Now, consider arr = [1,2,2,1,1,3,3,3]:

  • 1 appears 3 times
  • 2 appears 2 times
  • 3 appears 3 times
  • Frequencies: [3, 2, 3] → set is {2, 3} (size 2, but 3 unique numbers)
  • Not all frequencies are unique, so return false

Time and Space Complexity

  • Brute-Force Approach:
    • Would compare each frequency with every other: O(n^2) time, where n is the number of unique elements.
  • Optimized Approach (Hash Map + Set):
    • Counting frequencies: O(N), where N is the length of arr.
    • Building the set of frequencies: O(U), where U is the number of unique elements (U ≤ N).
    • Overall time: O(N).
    • Space: O(U) for the frequency map and O(U) for the set of counts.

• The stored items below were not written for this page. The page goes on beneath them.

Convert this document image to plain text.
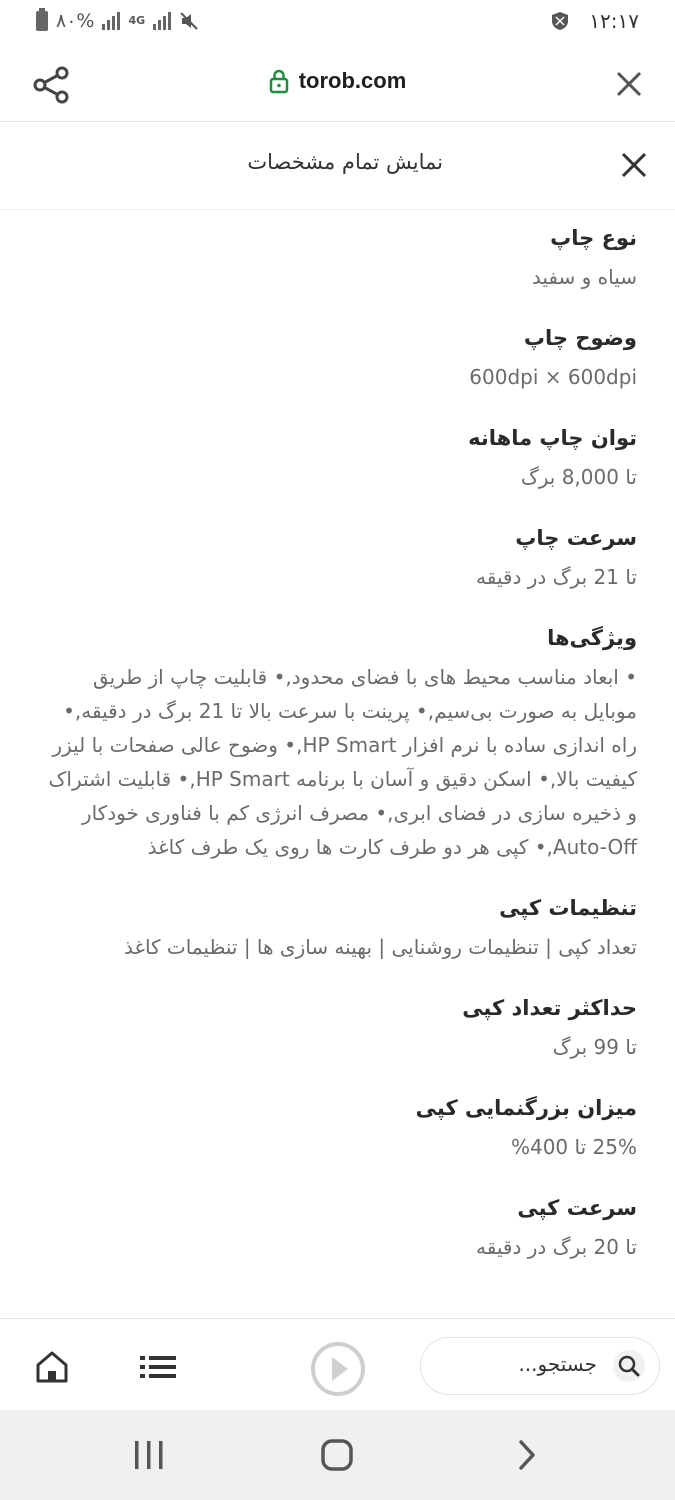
۸۰%	4G	۱۲:۱۷
torob.com
نمایش تمام مشخصات
نوع چاپ
سیاه و سفید
وضوح چاپ
600dpi × 600dpi
توان چاپ ماهانه
تا 8,000 برگ
سرعت چاپ
تا 21 برگ در دقیقه
ویژگی‌ها
• ابعاد مناسب محیط های با فضای محدود,• قابلیت چاپ از طریق موبایل به صورت بی‌سیم,• پرینت با سرعت بالا تا 21 برگ در دقیقه,• راه اندازی ساده با نرم افزار HP Smart,• وضوح عالی صفحات با لیزر کیفیت بالا,• اسکن دقیق و آسان با برنامه HP Smart,• قابلیت اشتراک و ذخیره سازی در فضای ابری,• مصرف انرژی کم با فناوری خودکار Auto-Off,• کپی هر دو طرف کارت ها روی یک طرف کاغذ
تنظیمات کپی
تعداد کپی | تنظیمات روشنایی | بهینه سازی ها | تنظیمات کاغذ
حداکثر تعداد کپی
تا 99 برگ
میزان بزرگنمایی کپی
25% تا 400%
سرعت کپی
تا 20 برگ در دقیقه
جستجو...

The use of hash maps and sets makes the solution efficient even for large arrays.

Summary

The Unique Number of Occurrences problem can be efficiently solved by counting how often each number appears and then checking if all these counts are unique. By using hash maps for counting and sets for uniqueness checking, we avoid inefficient brute-force comparisons and ensure our solution runs in linear time. This approach is both concise and elegant, leveraging fundamental data structures for clarity and efficiency.